By the* Court,
Nelson, Ch. J.The counsel for the plaintiff in error seeks to distinguish this case from numerous others in this court which determine that a breach of the covenant of warranty can be proved only by an eviction in due course of law,(a) on the ground that the issue here joined does not call for any such proof. The plea avers title in Seymour at the time of the execution of the lease, which is not denied ; it also avers that, by virtue of such title, he took possession of the premises, and lawfully prevented the lessee from the enjoyment of them: this is denied by the replication.
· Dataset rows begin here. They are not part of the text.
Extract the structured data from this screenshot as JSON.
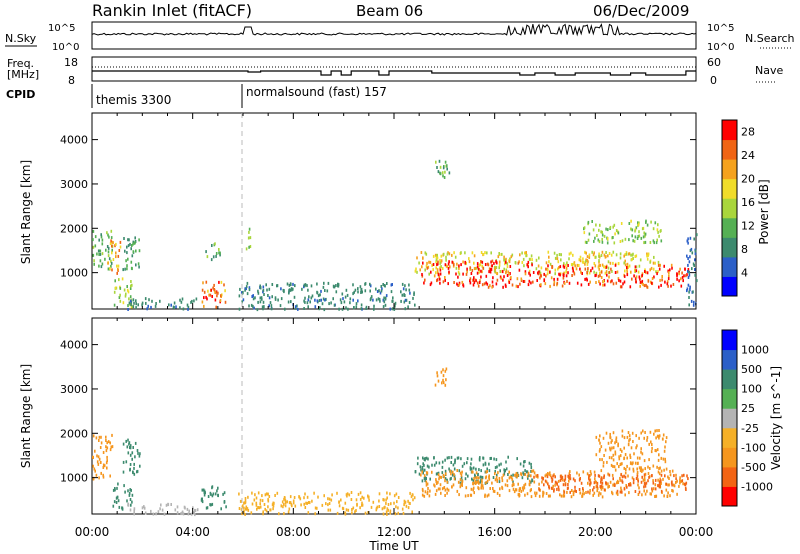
{
  "header": {
    "station": "Rankin Inlet (fitACF)",
    "beam": "Beam 06",
    "date": "06/Dec/2009"
  },
  "strips": {
    "nsky_label": "N.Sky",
    "nsky_ticks": [
      "10^5",
      "10^0"
    ],
    "nsearch_label": "N.Search",
    "nsearch_ticks": [
      "10^5",
      "10^0"
    ],
    "freq_label_1": "Freq.",
    "freq_label_2": "[MHz]",
    "freq_ticks": [
      "18",
      "8"
    ],
    "nave_label": "Nave",
    "nave_ticks": [
      "60",
      "0"
    ],
    "cpid_label": "CPID",
    "cpid_segments": [
      {
        "label": "themis 3300",
        "start_hour": 0
      },
      {
        "label": "normalsound (fast) 157",
        "start_hour": 6
      }
    ]
  },
  "colors": {
    "power_scale": [
      "#0000ff",
      "#2b5fc8",
      "#3c8a6e",
      "#55b054",
      "#a9d63c",
      "#f0dc2a",
      "#f5a21e",
      "#f06414",
      "#ff0000"
    ],
    "velocity_scale": [
      "#ff0000",
      "#f36414",
      "#f5961e",
      "#f5b028",
      "#b4b4b4",
      "#55b054",
      "#3c8a6e",
      "#2b5fc8",
      "#0000ff"
    ]
  },
  "chart_data": [
    {
      "type": "heatmap",
      "title": "Power",
      "ylabel": "Slant Range [km]",
      "xlabel": "Time UT",
      "x_range_hours": [
        0,
        24
      ],
      "y_range_km": [
        180,
        4600
      ],
      "x_tick_labels": [
        "00:00",
        "04:00",
        "08:00",
        "12:00",
        "16:00",
        "20:00",
        "00:00"
      ],
      "y_ticks": [
        1000,
        2000,
        3000,
        4000
      ],
      "colorbar_label": "Power [dB]",
      "colorbar_ticks": [
        4,
        8,
        12,
        16,
        20,
        24,
        28
      ],
      "colorbar_range": [
        0,
        30
      ],
      "regions": [
        {
          "t0": 0.0,
          "t1": 0.8,
          "r0": 1100,
          "r1": 2000,
          "value": 12
        },
        {
          "t0": 0.6,
          "t1": 1.1,
          "r0": 1000,
          "r1": 1800,
          "value": 22
        },
        {
          "t0": 0.8,
          "t1": 1.6,
          "r0": 250,
          "r1": 900,
          "value": 14
        },
        {
          "t0": 1.2,
          "t1": 1.9,
          "r0": 1100,
          "r1": 1900,
          "value": 10
        },
        {
          "t0": 1.4,
          "t1": 4.2,
          "r0": 200,
          "r1": 450,
          "value": 8
        },
        {
          "t0": 4.3,
          "t1": 5.3,
          "r0": 250,
          "r1": 850,
          "value": 24
        },
        {
          "t0": 4.5,
          "t1": 5.1,
          "r0": 1300,
          "r1": 1700,
          "value": 12
        },
        {
          "t0": 5.8,
          "t1": 12.8,
          "r0": 200,
          "r1": 800,
          "value": 8
        },
        {
          "t0": 6.1,
          "t1": 6.3,
          "r0": 1500,
          "r1": 2100,
          "value": 14
        },
        {
          "t0": 12.8,
          "t1": 22.5,
          "r0": 1000,
          "r1": 1500,
          "value": 18
        },
        {
          "t0": 13.0,
          "t1": 17.5,
          "r0": 700,
          "r1": 1300,
          "value": 28
        },
        {
          "t0": 17.5,
          "t1": 23.7,
          "r0": 700,
          "r1": 1200,
          "value": 26
        },
        {
          "t0": 13.6,
          "t1": 14.2,
          "r0": 3100,
          "r1": 3600,
          "value": 12
        },
        {
          "t0": 19.5,
          "t1": 22.6,
          "r0": 1700,
          "r1": 2200,
          "value": 14
        },
        {
          "t0": 23.6,
          "t1": 24.0,
          "r0": 250,
          "r1": 2000,
          "value": 6
        }
      ]
    },
    {
      "type": "heatmap",
      "title": "Velocity",
      "ylabel": "Slant Range [km]",
      "xlabel": "Time UT",
      "x_range_hours": [
        0,
        24
      ],
      "y_range_km": [
        180,
        4600
      ],
      "x_tick_labels": [
        "00:00",
        "04:00",
        "08:00",
        "12:00",
        "16:00",
        "20:00",
        "00:00"
      ],
      "y_ticks": [
        1000,
        2000,
        3000,
        4000
      ],
      "colorbar_label": "Velocity [m s^-1]",
      "colorbar_ticks": [
        1000,
        500,
        100,
        25,
        -25,
        -100,
        -500,
        -1000
      ],
      "regions": [
        {
          "t0": 0.0,
          "t1": 0.8,
          "r0": 1000,
          "r1": 2000,
          "value": -200
        },
        {
          "t0": 0.8,
          "t1": 1.6,
          "r0": 300,
          "r1": 900,
          "value": 150
        },
        {
          "t0": 1.2,
          "t1": 1.9,
          "r0": 1100,
          "r1": 1900,
          "value": 300
        },
        {
          "t0": 1.4,
          "t1": 4.2,
          "r0": 200,
          "r1": 450,
          "value": 20
        },
        {
          "t0": 4.3,
          "t1": 5.3,
          "r0": 300,
          "r1": 850,
          "value": 200
        },
        {
          "t0": 5.8,
          "t1": 12.8,
          "r0": 200,
          "r1": 700,
          "value": -60
        },
        {
          "t0": 12.8,
          "t1": 17.5,
          "r0": 900,
          "r1": 1500,
          "value": 150
        },
        {
          "t0": 13.0,
          "t1": 23.5,
          "r0": 600,
          "r1": 1200,
          "value": -300
        },
        {
          "t0": 17.5,
          "t1": 23.7,
          "r0": 700,
          "r1": 1100,
          "value": -700
        },
        {
          "t0": 13.6,
          "t1": 14.2,
          "r0": 3100,
          "r1": 3500,
          "value": -200
        },
        {
          "t0": 20.0,
          "t1": 22.8,
          "r0": 1200,
          "r1": 2100,
          "value": -250
        }
      ]
    }
  ]
}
It is said, that inasmuch as the plea does not aver that the tenant was evicted by legal proceedings, proof of that character was not required by the issue; that the evidence as given clearly established the right of Seymour to the possession as against the lessor at the time of the execution of the lease, and that the subsequent entry of the former fully made out the issue in favor of the defendants, namely, that the tenant was in fact lawfully prevented from the enjoyment of the premises during his term.
But the argument is founded rather upon a criticism of the words and particular phraseology of the issue, than upon a sound legal interpretation of its meaning as a whole. The question is not, whether the plea is drawn in the technical and scientific language of a good pleader according to established precedents—because, where no demurrer is interposed, such accuracy and precision are not expected or exacted in justices’ courts (b)—but what is the good sense and fair import of it, construed with reference to the known legal principles at which it obviously enough aimed. In this respect, we cannot help seeing that it is an in*507formal, untechnical plea of a legal eviction of the tenant by Seymour under paramount title; and extending to it, therefore, the liberality with which pleadings before justices are viewed, the court below were right in so regarding it, and trying the issue accordingly. If the court had excluded evidence of a legal eviction offered by the defendant under this issue, on the ground that it was not sufficiently comprehensive to embrace the proof, the decision would have been erroneous, and a new trial must have been granted. Besides, the defendants would have gained nothing if they had succeeded in the views urged as to the nature of the issue; for it would then have been altogether immaterial, and the plaintiff entitled to the judgment notwithstanding the verdict. If the plea meant simply that Seymour entered forcibly upon the tenant, and dispossessed him by virtue of his better title, or that the tenant surrendered upon ascertaining that A was paramount, then the issue presented no legal defence to the payment of the rent; and had it been admitted, still the court would have been bound to render judgment in favor of the plaintiff upon the whole record. (The People v. Haddock, 12 Wend. 475. Tidd, 830.)
Judgment affirmed.
а) See Lansing v. Van Alstyne, (2 Wend. 563, 565, note;) Webb v. Alexander, (7 Wend. 281, 285.)
Parties may, however, by demurrer, insist upon the same strictness in regard to pleadings in justices’ courts as are exacted in other courts. (Van Hoesen v. Van Alstyne, 3 Wend. 78. Stone v. Case, 12 id. 283.)